The Story
Why it exists.
The beginning
Corazón arrived in 1992, taking its name from the Spanish word for heart, the motif that has defined Agatha Ruiz de la Prada's fashion house since she founded it in Madrid in 1981. Her aesthetic had always been about announcement rather than suggestion: hearts, oversized bows, saturated color, and an embrace of joy as a core philosophy. Corazón translated that visual language into olfactory territory. A fragrance named for the organ of feeling, built for a woman who refused to whisper her presence into a room.

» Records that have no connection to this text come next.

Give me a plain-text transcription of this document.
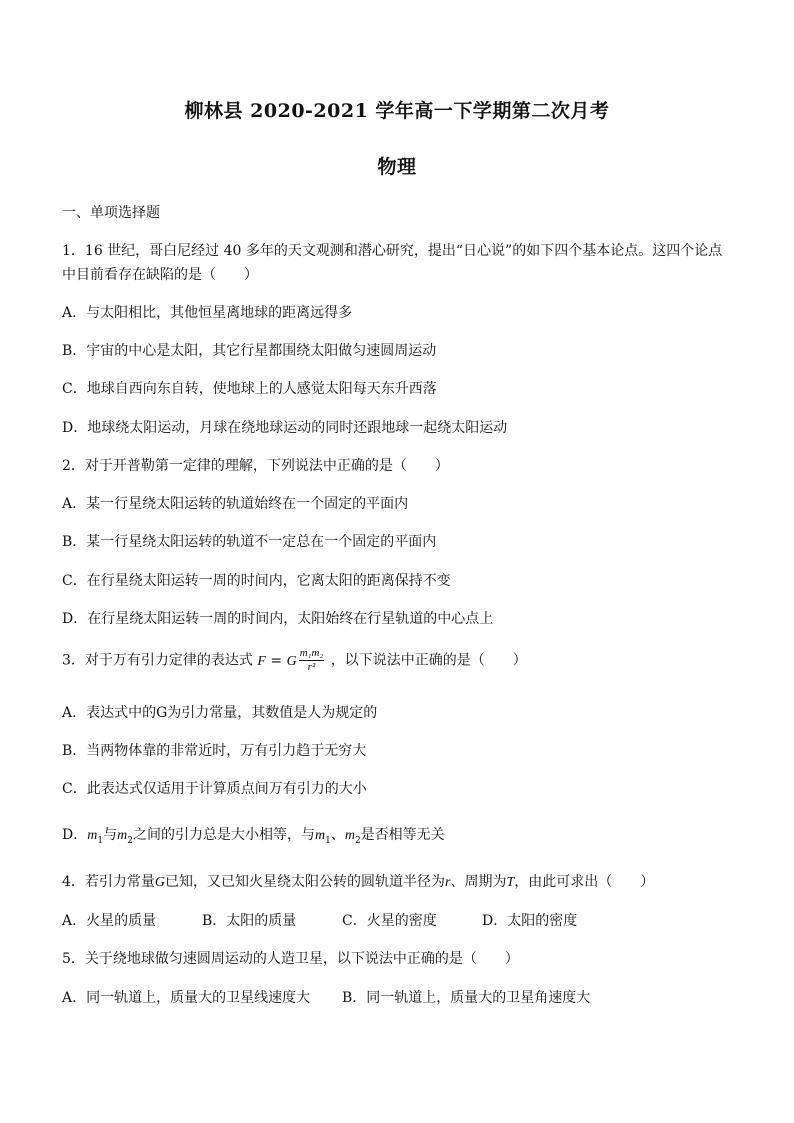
柳林县 2020-2021 学年高一下学期第二次月考
物理
一、单项选择题
1．16 世纪，哥白尼经过 40 多年的天文观测和潜心研究，提出“日心说”的如下四个基本论点。这四个论点
中目前看存在缺陷的是（　　）
A．与太阳相比，其他恒星离地球的距离远得多
B．宇宙的中心是太阳，其它行星都围绕太阳做匀速圆周运动
C．地球自西向东自转，使地球上的人感觉太阳每天东升西落
D．地球绕太阳运动，月球在绕地球运动的同时还跟地球一起绕太阳运动
2．对于开普勒第一定律的理解，下列说法中正确的是（　　）
A．某一行星绕太阳运转的轨道始终在一个固定的平面内
B．某一行星绕太阳运转的轨道不一定总在一个固定的平面内
C．在行星绕太阳运转一周的时间内，它离太阳的距离保持不变
D．在行星绕太阳运转一周的时间内，太阳始终在行星轨道的中心点上
3．对于万有引力定律的表达式 F = G $\frac{\text{m₁m₂}}{\text{r²}}$ ，以下说法中正确的是（　　）
A．表达式中的G为引力常量，其数值是人为规定的
B．当两物体靠的非常近时，万有引力趋于无穷大
C．此表达式仅适用于计算质点间万有引力的大小
D．$m_1$与$m_2$之间的引力总是大小相等，与$m_1$、$m_2$是否相等无关
4．若引力常量G已知，又已知火星绕太阳公转的圆轨道半径为r、周期为T，由此可求出（　　）
A．火星的质量	B．太阳的质量	C．火星的密度	D．太阳的密度
5．关于绕地球做匀速圆周运动的人造卫星，以下说法中正确的是（　　）
A．同一轨道上，质量大的卫星线速度大 B．同一轨道上，质量大的卫星角速度大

The structure is refreshingly straightforward, a classic floral-fruity pyramid that doesn't perform complexity for its own sake. Cassia and peony open the composition with warmth and romance, unapologetically sweet. The heart triples down on floral with lilac, magnolia, and rose layered for depth rather than surprise. The base of peach, sandalwood, and white musk grounds everything in softness. What makes this interesting isn't innovation, it's fidelity. This is a fragrance that knows exactly what it wants to be and commits without hesitation.
The evolution
The opening hits immediately. Peony's lush petals meet cassia's warm spice, projecting bold, linear, floral-fruity notes that reach past the wearer's shoulder. Lilac, magnolia, and rose arrive in quick succession, the magnolia providing a creamy lushness that bridges the opening to the heart. This is the garden in full sun, no restraint, no shadows. The florals settle and the drydown takes over. Peach and sandalwood create warmth, and white musk softens everything into a skin-close whisper. The sillage drops from announcement to conversation. That peach-sandalwood drydown is the reward, intimate rather than filling the room, the kind of presence that lingers close to skin into the evening.
Cultural impact
Corazón landed in 1992. The bold sillage and linear structure reflect a distinctive era in feminine fragrance. Its floral-fruity composition and unapologetic character have made it memorable for those who remember when scents were designed to make a statement.